Шатобриан уловил особое воздействие войны на нацию: "шли в армию опьяненные вином, песнями и молодостью, хлебом и свободой. Гильотина перед глазами. Сразу - к границам, чтобы защитить свою жизнь..." Победы ковались "в огне республиканского энтузиазма", благодаря "невероятной энергии" и даже преступлению ("ножи гильотины падали день и ночь"), тогда жизнь людей ничего не стоила. "Атаковали город раз двадцать - и брали". Только якобинцы, по его мнению, и смогли "спасти Францию от нашествия лучших войск Европы" и тем подтвердили патриотический смысл своей политики. Однако победы обернулись и другой стороной: энтузиазм свободы превратился в амбиции захватов и жажду добычи [3,т.1,р.91-97;т.2,р.45].
Откуда столь небывалый энтузиазм? Автор находил его в самом существе революции, которая породила "удвоение жизни", поскольку "став свободными, страсти и характеры проявляются с такой энергией, которой нет в устроенном обществе". Но главное - в политику вступил народ: взятие Бастилии стало "актом его эмансипации" и открыло "эру кровавую, ликующую". Разрушаемая крепость превратилась в место встречи, куда приходила старая Франция, чтобы проститься, а новая - чтобы начать [4,т.1,р.231,217].

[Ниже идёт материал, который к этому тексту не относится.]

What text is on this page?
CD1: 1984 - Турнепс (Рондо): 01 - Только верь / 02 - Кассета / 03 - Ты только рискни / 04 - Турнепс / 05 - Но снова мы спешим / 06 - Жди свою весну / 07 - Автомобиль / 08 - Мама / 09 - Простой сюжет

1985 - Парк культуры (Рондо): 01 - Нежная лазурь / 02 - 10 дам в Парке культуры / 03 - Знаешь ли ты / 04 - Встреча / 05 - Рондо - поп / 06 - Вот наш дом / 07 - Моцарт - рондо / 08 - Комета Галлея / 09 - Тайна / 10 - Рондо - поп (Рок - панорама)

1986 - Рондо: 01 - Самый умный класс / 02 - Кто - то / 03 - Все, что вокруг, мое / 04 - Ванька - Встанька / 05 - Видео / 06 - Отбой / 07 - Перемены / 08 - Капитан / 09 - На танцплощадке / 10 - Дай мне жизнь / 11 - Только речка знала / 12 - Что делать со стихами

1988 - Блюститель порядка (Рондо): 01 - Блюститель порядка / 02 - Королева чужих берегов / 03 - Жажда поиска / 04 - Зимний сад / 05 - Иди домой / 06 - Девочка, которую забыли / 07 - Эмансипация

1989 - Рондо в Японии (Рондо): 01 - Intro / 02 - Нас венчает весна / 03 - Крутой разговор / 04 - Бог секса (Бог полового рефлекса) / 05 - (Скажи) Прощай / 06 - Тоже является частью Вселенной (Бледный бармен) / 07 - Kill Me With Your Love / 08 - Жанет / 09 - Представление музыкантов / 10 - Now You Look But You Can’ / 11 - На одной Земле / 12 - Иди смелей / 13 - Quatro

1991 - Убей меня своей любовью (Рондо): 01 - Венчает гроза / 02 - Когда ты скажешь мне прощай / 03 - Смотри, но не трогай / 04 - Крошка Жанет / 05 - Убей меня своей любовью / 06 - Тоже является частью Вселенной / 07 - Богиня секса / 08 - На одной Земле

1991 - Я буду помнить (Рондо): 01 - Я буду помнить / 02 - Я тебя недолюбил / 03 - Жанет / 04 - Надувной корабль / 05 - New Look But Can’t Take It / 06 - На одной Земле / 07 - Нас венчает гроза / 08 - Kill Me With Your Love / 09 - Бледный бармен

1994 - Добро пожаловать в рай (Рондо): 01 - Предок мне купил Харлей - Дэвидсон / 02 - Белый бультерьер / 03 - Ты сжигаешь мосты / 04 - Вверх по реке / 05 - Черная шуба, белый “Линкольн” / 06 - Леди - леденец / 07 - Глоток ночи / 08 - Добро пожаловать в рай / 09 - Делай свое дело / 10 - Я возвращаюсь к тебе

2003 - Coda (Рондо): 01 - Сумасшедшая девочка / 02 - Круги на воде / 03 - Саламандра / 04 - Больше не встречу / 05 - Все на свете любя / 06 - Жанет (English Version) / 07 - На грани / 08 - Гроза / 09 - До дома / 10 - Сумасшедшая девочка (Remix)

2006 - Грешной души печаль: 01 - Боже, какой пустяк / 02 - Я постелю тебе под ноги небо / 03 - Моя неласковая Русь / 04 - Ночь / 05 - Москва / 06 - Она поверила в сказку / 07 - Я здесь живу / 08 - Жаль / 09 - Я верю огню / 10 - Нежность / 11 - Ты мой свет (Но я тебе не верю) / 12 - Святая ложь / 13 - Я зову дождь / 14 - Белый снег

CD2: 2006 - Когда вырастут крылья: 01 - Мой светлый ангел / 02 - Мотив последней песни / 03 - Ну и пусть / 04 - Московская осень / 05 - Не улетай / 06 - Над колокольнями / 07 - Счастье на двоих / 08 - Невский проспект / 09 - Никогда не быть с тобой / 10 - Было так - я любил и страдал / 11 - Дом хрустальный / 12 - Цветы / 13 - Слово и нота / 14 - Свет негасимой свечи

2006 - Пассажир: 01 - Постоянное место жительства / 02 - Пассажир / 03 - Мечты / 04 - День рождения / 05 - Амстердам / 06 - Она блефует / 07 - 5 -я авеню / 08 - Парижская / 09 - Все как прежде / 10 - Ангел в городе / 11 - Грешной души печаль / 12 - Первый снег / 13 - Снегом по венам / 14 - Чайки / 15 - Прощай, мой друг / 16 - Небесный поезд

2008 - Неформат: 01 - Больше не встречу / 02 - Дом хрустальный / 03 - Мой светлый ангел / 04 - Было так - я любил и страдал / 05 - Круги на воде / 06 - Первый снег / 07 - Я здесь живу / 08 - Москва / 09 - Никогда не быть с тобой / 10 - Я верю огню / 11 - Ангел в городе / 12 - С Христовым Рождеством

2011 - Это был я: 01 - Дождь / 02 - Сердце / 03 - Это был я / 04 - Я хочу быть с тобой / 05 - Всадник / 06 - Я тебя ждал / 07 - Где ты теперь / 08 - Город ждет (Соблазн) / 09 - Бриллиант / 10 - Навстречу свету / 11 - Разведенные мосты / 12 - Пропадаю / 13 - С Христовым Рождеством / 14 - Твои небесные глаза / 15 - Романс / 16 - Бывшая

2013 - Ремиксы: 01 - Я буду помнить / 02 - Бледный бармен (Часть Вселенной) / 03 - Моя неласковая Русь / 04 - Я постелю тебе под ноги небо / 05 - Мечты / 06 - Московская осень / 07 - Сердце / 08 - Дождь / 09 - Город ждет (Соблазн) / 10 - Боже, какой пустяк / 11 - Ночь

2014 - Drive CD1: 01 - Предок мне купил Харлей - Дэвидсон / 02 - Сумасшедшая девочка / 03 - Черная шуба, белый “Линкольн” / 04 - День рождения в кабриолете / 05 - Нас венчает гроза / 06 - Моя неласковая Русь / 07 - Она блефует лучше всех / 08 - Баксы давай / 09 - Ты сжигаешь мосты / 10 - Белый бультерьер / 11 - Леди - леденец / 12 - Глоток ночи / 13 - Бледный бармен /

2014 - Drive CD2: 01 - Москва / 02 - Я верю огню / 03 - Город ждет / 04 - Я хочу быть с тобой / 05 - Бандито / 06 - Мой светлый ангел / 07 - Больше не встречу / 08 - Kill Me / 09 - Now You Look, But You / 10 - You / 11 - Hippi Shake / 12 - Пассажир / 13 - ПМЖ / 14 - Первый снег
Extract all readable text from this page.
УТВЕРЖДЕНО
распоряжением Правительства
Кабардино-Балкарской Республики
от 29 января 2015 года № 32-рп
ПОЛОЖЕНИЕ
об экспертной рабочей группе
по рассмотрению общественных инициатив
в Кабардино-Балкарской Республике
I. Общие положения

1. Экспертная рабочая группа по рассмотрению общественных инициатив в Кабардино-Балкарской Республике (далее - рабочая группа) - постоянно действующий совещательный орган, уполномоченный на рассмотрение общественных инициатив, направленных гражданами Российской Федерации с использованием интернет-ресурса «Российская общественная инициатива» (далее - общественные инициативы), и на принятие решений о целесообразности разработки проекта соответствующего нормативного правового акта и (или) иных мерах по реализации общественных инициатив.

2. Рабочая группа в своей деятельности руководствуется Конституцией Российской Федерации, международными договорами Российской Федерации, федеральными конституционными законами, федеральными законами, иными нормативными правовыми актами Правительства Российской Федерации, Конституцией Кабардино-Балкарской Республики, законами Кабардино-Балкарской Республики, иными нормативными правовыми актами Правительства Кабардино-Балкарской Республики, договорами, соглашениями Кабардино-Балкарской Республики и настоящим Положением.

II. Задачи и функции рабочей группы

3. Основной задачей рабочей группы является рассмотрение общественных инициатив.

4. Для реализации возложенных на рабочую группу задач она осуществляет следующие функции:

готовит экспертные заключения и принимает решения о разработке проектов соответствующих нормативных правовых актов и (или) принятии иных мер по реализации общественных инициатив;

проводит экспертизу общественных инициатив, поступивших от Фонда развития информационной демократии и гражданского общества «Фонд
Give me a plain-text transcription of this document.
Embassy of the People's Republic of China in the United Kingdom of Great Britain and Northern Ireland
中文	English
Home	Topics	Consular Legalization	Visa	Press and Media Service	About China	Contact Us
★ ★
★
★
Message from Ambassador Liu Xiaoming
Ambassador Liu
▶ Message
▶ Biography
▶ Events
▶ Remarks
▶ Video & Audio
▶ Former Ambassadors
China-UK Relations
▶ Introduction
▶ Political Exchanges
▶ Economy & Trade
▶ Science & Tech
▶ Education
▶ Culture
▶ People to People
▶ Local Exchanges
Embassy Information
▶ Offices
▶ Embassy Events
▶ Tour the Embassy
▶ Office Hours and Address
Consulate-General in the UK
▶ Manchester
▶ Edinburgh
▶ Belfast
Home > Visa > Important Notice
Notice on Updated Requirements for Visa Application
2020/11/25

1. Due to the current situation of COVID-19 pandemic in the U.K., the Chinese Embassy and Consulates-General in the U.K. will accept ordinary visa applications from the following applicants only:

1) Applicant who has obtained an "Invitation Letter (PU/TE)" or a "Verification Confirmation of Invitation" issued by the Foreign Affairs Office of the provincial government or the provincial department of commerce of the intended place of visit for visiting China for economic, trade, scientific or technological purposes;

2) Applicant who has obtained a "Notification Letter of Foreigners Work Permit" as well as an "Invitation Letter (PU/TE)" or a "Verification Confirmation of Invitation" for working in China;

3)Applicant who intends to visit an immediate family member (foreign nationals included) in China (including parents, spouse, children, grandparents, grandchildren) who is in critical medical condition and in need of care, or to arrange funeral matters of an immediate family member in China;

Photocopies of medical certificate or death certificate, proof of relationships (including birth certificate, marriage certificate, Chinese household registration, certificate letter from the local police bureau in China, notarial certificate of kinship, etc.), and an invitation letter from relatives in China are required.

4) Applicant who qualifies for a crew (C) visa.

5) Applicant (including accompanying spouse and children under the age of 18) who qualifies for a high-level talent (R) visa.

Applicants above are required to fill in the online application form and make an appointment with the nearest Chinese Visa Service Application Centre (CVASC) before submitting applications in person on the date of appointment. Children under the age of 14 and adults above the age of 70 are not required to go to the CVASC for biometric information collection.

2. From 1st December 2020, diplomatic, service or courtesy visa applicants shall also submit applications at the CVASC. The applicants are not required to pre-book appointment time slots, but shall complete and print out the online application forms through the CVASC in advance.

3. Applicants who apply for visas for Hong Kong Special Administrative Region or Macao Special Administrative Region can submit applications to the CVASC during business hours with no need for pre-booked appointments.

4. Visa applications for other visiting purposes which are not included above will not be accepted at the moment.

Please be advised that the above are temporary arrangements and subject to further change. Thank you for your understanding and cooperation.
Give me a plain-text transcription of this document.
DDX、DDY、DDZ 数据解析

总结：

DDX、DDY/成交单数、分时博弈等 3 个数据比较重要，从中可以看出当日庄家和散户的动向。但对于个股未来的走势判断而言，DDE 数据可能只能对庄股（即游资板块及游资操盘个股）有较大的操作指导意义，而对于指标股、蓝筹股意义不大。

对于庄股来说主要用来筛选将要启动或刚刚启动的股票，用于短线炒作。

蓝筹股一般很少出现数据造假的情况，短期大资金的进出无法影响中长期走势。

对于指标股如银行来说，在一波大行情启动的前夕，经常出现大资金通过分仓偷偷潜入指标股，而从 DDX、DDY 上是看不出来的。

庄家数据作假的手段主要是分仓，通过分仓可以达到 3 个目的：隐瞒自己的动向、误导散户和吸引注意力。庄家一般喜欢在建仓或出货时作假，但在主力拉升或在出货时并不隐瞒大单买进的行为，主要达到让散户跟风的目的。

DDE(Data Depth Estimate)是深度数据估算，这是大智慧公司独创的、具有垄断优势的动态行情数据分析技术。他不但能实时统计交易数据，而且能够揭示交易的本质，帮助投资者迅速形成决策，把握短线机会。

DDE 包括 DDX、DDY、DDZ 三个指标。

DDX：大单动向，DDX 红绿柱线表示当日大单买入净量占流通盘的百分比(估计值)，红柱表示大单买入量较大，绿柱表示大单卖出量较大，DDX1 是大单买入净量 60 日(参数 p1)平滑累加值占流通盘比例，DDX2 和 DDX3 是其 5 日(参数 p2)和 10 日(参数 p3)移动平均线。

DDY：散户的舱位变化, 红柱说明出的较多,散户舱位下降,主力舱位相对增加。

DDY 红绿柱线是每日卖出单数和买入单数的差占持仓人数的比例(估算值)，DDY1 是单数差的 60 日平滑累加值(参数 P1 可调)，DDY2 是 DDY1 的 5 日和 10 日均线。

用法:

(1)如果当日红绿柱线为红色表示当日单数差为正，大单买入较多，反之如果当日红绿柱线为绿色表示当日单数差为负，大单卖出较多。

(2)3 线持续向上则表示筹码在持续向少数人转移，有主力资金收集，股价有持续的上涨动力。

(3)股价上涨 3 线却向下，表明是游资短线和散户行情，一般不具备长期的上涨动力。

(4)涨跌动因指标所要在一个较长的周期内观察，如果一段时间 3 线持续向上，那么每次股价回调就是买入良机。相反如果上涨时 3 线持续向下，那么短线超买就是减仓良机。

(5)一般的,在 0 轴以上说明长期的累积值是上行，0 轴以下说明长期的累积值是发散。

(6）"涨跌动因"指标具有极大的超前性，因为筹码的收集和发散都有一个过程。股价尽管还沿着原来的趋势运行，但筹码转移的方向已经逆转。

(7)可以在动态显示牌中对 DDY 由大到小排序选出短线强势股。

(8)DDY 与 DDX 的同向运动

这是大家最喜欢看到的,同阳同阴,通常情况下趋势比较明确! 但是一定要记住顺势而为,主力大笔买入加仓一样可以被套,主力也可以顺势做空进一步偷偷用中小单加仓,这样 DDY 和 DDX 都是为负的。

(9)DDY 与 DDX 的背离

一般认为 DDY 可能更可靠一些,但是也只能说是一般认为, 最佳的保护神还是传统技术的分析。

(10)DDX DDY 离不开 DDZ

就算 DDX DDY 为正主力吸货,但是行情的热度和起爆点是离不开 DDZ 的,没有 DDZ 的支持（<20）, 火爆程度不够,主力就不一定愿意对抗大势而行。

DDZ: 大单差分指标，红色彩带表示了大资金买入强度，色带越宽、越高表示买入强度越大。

Шатобриану не нравилась новая Франция: она попирала законы, долг, порывала с обычаями и приличиями; противостояние людей приводило к утрате морального чувства, постоянства принципов и к утверждению культа силы [4,т.1,р.231;5,т3,р.665]. Он понимал, что революция несла в себе два потока: к просвещению и к разложению нравов; но более его задевала негативная тенденция. Вставал вопрос: "кто виноват?" И он предъявлял счет энциклопедистам: они опрокинули католический культ, посеяли сомнение и атеизм, внесли в общество нетерпимость и яростность (признавая их большое влияние на общественное мнение и нравы французов).
Питая в молодости симпатии к Руссо, Шатобриан поражался его прозорливости: он предсказывал революцию и одновременно ее преступления (правда, не смог предусмотреть одного, что его собственные сочинения станут оплотом для осуществления беззакония). Если ранний Шатобриан подчеркивал, что его "Эмиль" "совершил целую революцию в современной Европе", потому что, "кто изменяет воспитание, изменяет людей", то в зрелости он не церемонился с Руссо-софистом, автором "Исповеди", которая представлялась ему смесью шарма и вульгарного, циничного, низкого тона и плохого вкуса [3,т.2,р.248,249,264,269;4,т.3,р.584]. Ответственность за порчу народных нравов он возлагал также на носителей власти старой Франции: монарха, куртизан, министров (рыба гниет с головы!). Но философы казались страшнее, особенно их намерение, что надо "освободить народ, задушив последнего короля кишкой последнего священника" (здесь он цитировал известное изречение главного "поджигателя" в ХУIII в. Жана Мелье). Его возмущали намерения новых писателей "заменить чтение Евангелия чтением непристойного романа" [3,т.2,р.330,274,276].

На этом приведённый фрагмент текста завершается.